Ofrecer una visión general de la calidad educativa.
Además de fortalecer la autoevaluación en las instituciones educativas, un avance notable en la garantía de calidad educativa es la implementación de evaluaciones nacionales a gran escala. Esta actividad busca recopilar datos objetivos sobre la calidad de la educación general en todo el país, proporcionando así una base científica para la planificación de políticas y el ajuste de soluciones para mejorar la calidad de la enseñanza y el aprendizaje.
De hecho, algunas localidades han realizado recientemente encuestas y evaluaciones sobre la calidad del alumnado. Sin embargo, estas actividades se han llevado a cabo principalmente a pequeña escala, sin uniformidad en las herramientas, los métodos ni el alcance de su implementación. Por lo tanto, los resultados obtenidos solo reflejan la situación de cada localidad y no ofrecen una visión completa del sistema educativo nacional.

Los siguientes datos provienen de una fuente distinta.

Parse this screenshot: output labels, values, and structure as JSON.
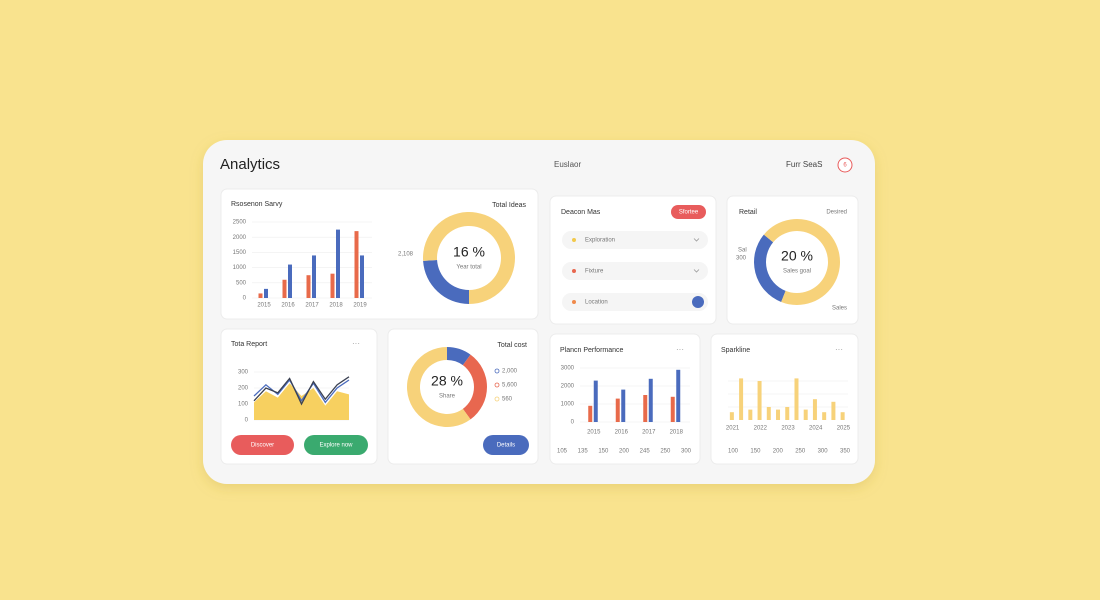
{
  "header": {
    "title": "Analytics",
    "center": "Euslaor",
    "right": "Furr SeaS",
    "badge": "6"
  },
  "widgets": {
    "menu_label": "···",
    "tasks": {
      "title": "Deacon Mas",
      "button": "Sfortee",
      "items": [
        {
          "label": "Exploration",
          "color": "#f2c94c"
        },
        {
          "label": "Fixture",
          "color": "#e8674f"
        },
        {
          "label": "Location",
          "color": "#f08a4b"
        }
      ]
    },
    "buttons": [
      {
        "label": "Discover",
        "color": "#e85c5c"
      },
      {
        "label": "Explore now",
        "color": "#3aaa6f"
      },
      {
        "label": "Details",
        "color": "#4a6bbd"
      }
    ]
  },
  "chart_data": [
    {
      "type": "bar",
      "title": "Rsosenon Sarvy",
      "categories": [
        "2015",
        "2016",
        "2017",
        "2018",
        "2019"
      ],
      "series": [
        {
          "color": "#e86a4a",
          "values": [
            150,
            600,
            750,
            800,
            2200
          ]
        },
        {
          "color": "#4a6bbd",
          "values": [
            300,
            1100,
            1400,
            2250,
            1400
          ]
        }
      ],
      "ylim": [
        0,
        2500
      ],
      "yticks": [
        0,
        500,
        1000,
        1500,
        2000,
        2500
      ],
      "grid": true
    },
    {
      "type": "pie",
      "title": "Total Ideas",
      "center_label": "16 %",
      "subtitle": "Year total",
      "annotations": [
        "2,108"
      ],
      "values": [
        24,
        76
      ],
      "colors": [
        "#4a6bbd",
        "#f7d27a"
      ]
    },
    {
      "type": "pie",
      "title": "Retail",
      "subtitle_right": "Desired",
      "center_label": "20 %",
      "subtitle": "Sales goal",
      "annotations": [
        "Sal",
        "300",
        "Sales"
      ],
      "values": [
        30,
        70
      ],
      "colors": [
        "#4a6bbd",
        "#f7d27a"
      ]
    },
    {
      "type": "line",
      "title": "Tota Report",
      "series": [
        {
          "color": "#f7d060",
          "fill": true,
          "values": [
            110,
            180,
            140,
            230,
            150,
            200,
            90,
            180,
            160
          ]
        },
        {
          "color": "#4a6bbd",
          "fill": false,
          "values": [
            150,
            220,
            160,
            250,
            120,
            230,
            110,
            200,
            250
          ]
        },
        {
          "color": "#3b4152",
          "fill": false,
          "values": [
            120,
            200,
            170,
            260,
            100,
            240,
            130,
            220,
            270
          ]
        }
      ],
      "ylim": [
        0,
        300
      ],
      "yticks": [
        0,
        100,
        200,
        300
      ],
      "grid": true
    },
    {
      "type": "pie",
      "title": "Total cost",
      "center_label": "28 %",
      "subtitle": "Share",
      "categories": [
        "2,000",
        "5,600",
        "560"
      ],
      "values": [
        10,
        30,
        60
      ],
      "colors": [
        "#4a6bbd",
        "#e8674f",
        "#f7d27a"
      ]
    },
    {
      "type": "bar",
      "title": "Plancn Performance",
      "categories": [
        "2015",
        "2016",
        "2017",
        "2018"
      ],
      "series": [
        {
          "color": "#e86a4a",
          "values": [
            900,
            1300,
            1500,
            1400
          ]
        },
        {
          "color": "#4a6bbd",
          "values": [
            2300,
            1800,
            2400,
            2900
          ]
        }
      ],
      "ylim": [
        0,
        3000
      ],
      "yticks": [
        0,
        1000,
        2000,
        3000
      ],
      "grid": true,
      "footer_labels": [
        "105",
        "135",
        "150",
        "200",
        "245",
        "250",
        "300"
      ]
    },
    {
      "type": "bar",
      "title": "Sparkline",
      "categories": [
        "2021",
        null,
        null,
        "2022",
        null,
        null,
        "2023",
        null,
        null,
        "2024",
        null,
        null,
        "2025"
      ],
      "series": [
        {
          "color": "#f7d27a",
          "values": [
            30,
            160,
            40,
            150,
            50,
            40,
            50,
            160,
            40,
            80,
            30,
            70,
            30
          ]
        }
      ],
      "ylim": [
        0,
        200
      ],
      "grid": true,
      "footer_labels": [
        "100",
        "150",
        "200",
        "250",
        "300",
        "350"
      ]
    }
  ]
}
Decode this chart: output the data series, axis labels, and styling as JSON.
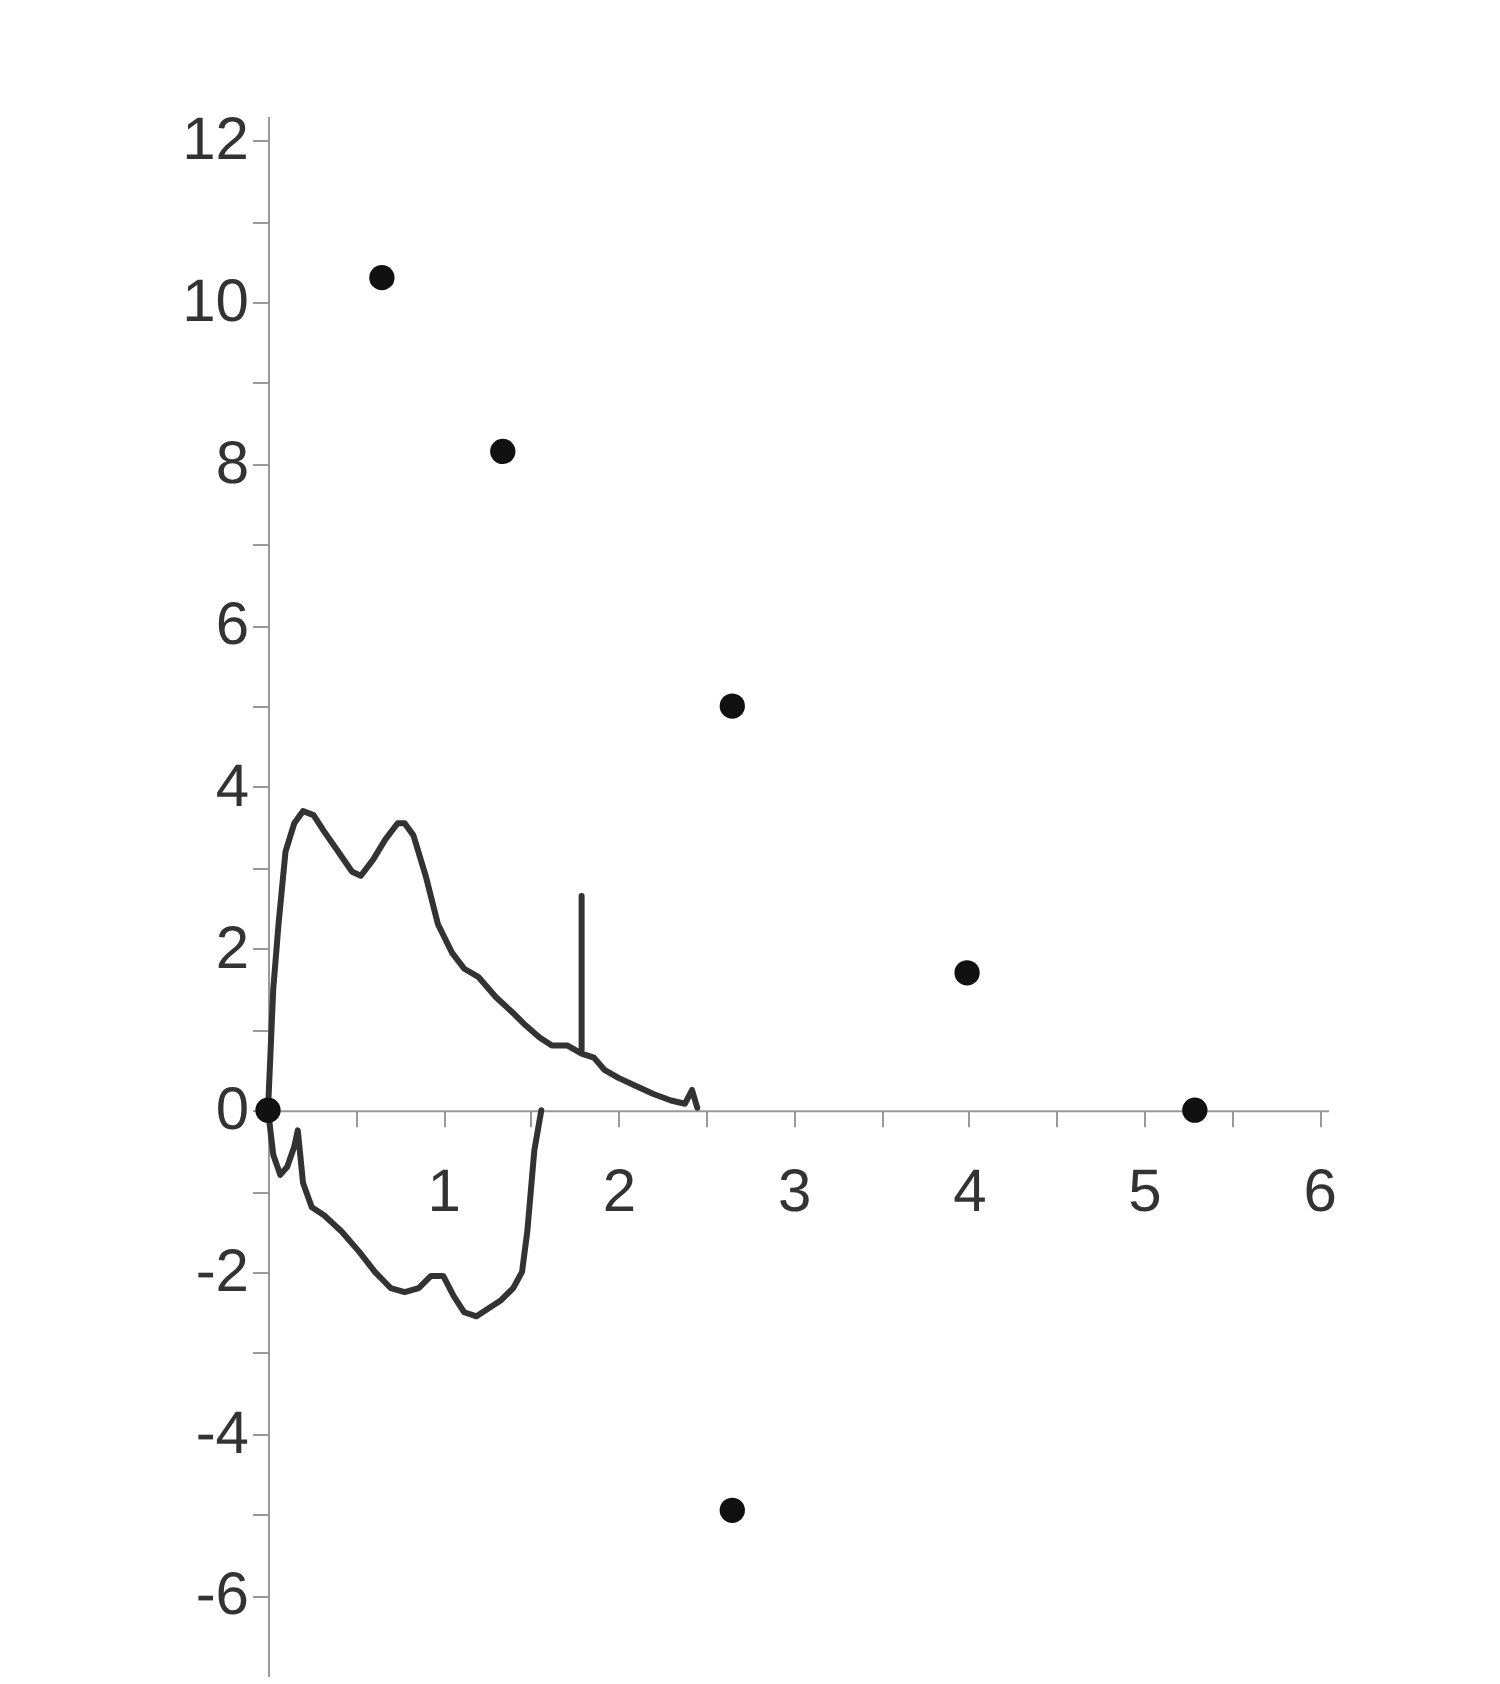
{
  "chart_data": {
    "type": "scatter",
    "xlim": [
      0,
      6.05
    ],
    "ylim": [
      -7,
      12.3
    ],
    "xticks": [
      {
        "value": 0.5,
        "label": null
      },
      1,
      {
        "value": 1.5,
        "label": null
      },
      2,
      {
        "value": 2.5,
        "label": null
      },
      3,
      {
        "value": 3.5,
        "label": null
      },
      4,
      {
        "value": 4.5,
        "label": null
      },
      5,
      {
        "value": 5.5,
        "label": null
      },
      6
    ],
    "yticks": [
      -6,
      {
        "value": -5,
        "label": null
      },
      -4,
      {
        "value": -3,
        "label": null
      },
      -2,
      {
        "value": -1,
        "label": null
      },
      0,
      {
        "value": 1,
        "label": null
      },
      2,
      {
        "value": 3,
        "label": null
      },
      4,
      {
        "value": 5,
        "label": null
      },
      6,
      {
        "value": 7,
        "label": null
      },
      8,
      {
        "value": 9,
        "label": null
      },
      10,
      {
        "value": 11,
        "label": null
      },
      12
    ],
    "grid": false,
    "series": [
      {
        "type": "line",
        "color": "#333333",
        "marker": "none",
        "line_style": "solid",
        "x": [
          0.0,
          0.03,
          0.06,
          0.1,
          0.15,
          0.2,
          0.26,
          0.32,
          0.4,
          0.48,
          0.53,
          0.6,
          0.67,
          0.74,
          0.78,
          0.83,
          0.9,
          0.97,
          1.05,
          1.12,
          1.2,
          1.3,
          1.4,
          1.47,
          1.55,
          1.62,
          1.71,
          1.79,
          1.86,
          1.92,
          2.0,
          2.1,
          2.2,
          2.3,
          2.38,
          2.42,
          2.45
        ],
        "values": [
          0.0,
          1.5,
          2.3,
          3.2,
          3.55,
          3.7,
          3.65,
          3.45,
          3.2,
          2.95,
          2.9,
          3.1,
          3.35,
          3.55,
          3.55,
          3.4,
          2.9,
          2.3,
          1.95,
          1.75,
          1.65,
          1.4,
          1.2,
          1.05,
          0.9,
          0.8,
          0.8,
          0.7,
          0.65,
          0.5,
          0.4,
          0.3,
          0.2,
          0.12,
          0.08,
          0.25,
          0.03
        ]
      },
      {
        "type": "line",
        "color": "#333333",
        "marker": "none",
        "line_style": "solid",
        "x": [
          0.0,
          0.03,
          0.07,
          0.11,
          0.15,
          0.17,
          0.2,
          0.25,
          0.32,
          0.42,
          0.52,
          0.61,
          0.7,
          0.78,
          0.86,
          0.93,
          1.0,
          1.06,
          1.12,
          1.19,
          1.26,
          1.33,
          1.4,
          1.45,
          1.48,
          1.5,
          1.52,
          1.56
        ],
        "values": [
          0.0,
          -0.55,
          -0.8,
          -0.7,
          -0.45,
          -0.25,
          -0.9,
          -1.2,
          -1.3,
          -1.5,
          -1.75,
          -2.0,
          -2.2,
          -2.25,
          -2.2,
          -2.05,
          -2.05,
          -2.3,
          -2.5,
          -2.55,
          -2.45,
          -2.35,
          -2.2,
          -2.0,
          -1.5,
          -1.0,
          -0.5,
          0.0
        ]
      },
      {
        "type": "line",
        "color": "#333333",
        "marker": "none",
        "line_style": "solid",
        "x": [
          1.79,
          1.79
        ],
        "values": [
          0.75,
          2.65
        ]
      },
      {
        "color": "#111111",
        "marker": "circle",
        "x": [
          0.0,
          0.65,
          1.34,
          2.65,
          3.99,
          5.29,
          2.65
        ],
        "values": [
          0.0,
          10.3,
          8.15,
          5.0,
          1.7,
          0.0,
          -4.95
        ]
      }
    ]
  }
}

Cuando se implemente de manera uniforme una evaluación nacional a gran escala, las escuelas podrán comparar sus resultados con el estándar general, lo que permitirá identificar mejor las fortalezas que deben potenciarse, las debilidades que deben superarse y las brechas de calidad entre regiones. Esto también servirá de base para que los organismos gestores evalúen la eficacia del Programa de Educación General de 2018 y supervisen la evolución de la calidad educativa a lo largo del tiempo.
En concreto, los datos de las evaluaciones a gran escala no pretenden clasificar ni presionar a las escuelas para que alcancen un alto rendimiento, sino más bien respaldar la gestión y la mejora de la calidad. Mediante información objetiva y sistemática, las autoridades locales pueden identificar con precisión las necesidades de inversión, asignar los recursos adecuadamente y desarrollar políticas de apoyo prácticas, contribuyendo así a reducir la brecha en la calidad educativa entre regiones y a mejorar la calidad de la educación general en todo el país.